Wednesday, May 02, 2007

kung fu hustle

i rewatched kung fu hustle recently and was reminded of how great it is. it doesn't try to be sentimental. it manages to make physical comedy smart, something that has been lacking in hollywood comedies. all the characters are to some degrees caricatures. it's intriguing that the two female characters have opposite traits that has to do with their voices: the landlady's superpower is the volume of her voice; the lollipop girl is mute. i'm no longer smart enough to pinpoint the significance of this juxtaposition, but i know it adds to the story. somehow. if i were still in college, i could totally whip out a 20-page analysis of this movie.

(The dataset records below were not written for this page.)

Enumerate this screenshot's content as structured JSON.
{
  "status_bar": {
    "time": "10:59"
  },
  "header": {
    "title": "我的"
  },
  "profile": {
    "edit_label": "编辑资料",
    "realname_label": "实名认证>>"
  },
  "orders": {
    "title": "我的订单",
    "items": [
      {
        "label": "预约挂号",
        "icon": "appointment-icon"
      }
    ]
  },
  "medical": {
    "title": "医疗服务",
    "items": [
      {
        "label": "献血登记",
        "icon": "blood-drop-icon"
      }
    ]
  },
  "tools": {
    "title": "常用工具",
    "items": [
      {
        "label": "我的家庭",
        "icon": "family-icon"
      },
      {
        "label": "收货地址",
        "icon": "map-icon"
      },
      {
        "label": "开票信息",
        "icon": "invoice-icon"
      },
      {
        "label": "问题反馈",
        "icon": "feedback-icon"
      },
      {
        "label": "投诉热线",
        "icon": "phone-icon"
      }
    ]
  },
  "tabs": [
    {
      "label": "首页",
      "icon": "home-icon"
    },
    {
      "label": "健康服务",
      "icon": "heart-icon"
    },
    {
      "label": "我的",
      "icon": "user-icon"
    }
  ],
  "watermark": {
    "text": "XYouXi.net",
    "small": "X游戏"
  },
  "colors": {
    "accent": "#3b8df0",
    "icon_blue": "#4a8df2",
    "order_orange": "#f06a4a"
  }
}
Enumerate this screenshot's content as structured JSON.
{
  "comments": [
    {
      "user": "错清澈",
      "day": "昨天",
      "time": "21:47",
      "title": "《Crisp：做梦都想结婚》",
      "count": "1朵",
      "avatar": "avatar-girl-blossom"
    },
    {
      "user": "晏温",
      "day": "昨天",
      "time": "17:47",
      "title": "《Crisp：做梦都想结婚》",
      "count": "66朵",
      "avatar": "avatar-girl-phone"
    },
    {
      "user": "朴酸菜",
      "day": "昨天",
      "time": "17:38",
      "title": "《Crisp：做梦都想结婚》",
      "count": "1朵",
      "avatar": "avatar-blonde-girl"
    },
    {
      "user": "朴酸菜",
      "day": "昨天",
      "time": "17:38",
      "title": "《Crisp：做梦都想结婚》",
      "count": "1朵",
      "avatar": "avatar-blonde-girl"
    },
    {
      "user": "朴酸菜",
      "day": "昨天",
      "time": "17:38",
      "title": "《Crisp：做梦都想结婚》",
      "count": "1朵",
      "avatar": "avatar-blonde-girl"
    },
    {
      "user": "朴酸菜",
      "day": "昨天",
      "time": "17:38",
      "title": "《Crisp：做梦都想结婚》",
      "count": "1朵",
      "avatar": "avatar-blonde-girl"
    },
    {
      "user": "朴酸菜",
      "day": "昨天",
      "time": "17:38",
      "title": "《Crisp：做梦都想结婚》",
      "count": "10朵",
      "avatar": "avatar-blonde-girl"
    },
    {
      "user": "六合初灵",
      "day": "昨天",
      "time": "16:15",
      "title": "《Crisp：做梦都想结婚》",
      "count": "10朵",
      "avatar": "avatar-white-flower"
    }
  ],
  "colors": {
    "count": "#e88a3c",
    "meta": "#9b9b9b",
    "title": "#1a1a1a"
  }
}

besides the immense subtext that you can draw from this movie, what allows me to enjoy it so much is the element of surprise. with most movies nowadays, i can see the joke before it happens. but kung fu hustle is so unpredictable. who would've thought sing would use the knives in his shoulders as side rear view mirrors until he actually used them as such? the movie managed to be all over the place (a dance sequence, a live-action road runner sequence, martial arts, physical comedy, play on words, sexuality but not sex) but never lost its center, which very much adheres to the idea of kung fu and chi.

i've watched stephen chow since i was a kid, when he hosted a hong kong children's program, "430 space shuttle" (along with tony leung, another favorite actor; stephen and tony were in a sketch of good guy vs. bad guy - tony played the good guy and stephen played the bad guy). stephen went through a phase of crass comedy which had turned me off from his work for a while. now with kung fu hustle, he's definitely redefined himself as a comic genius.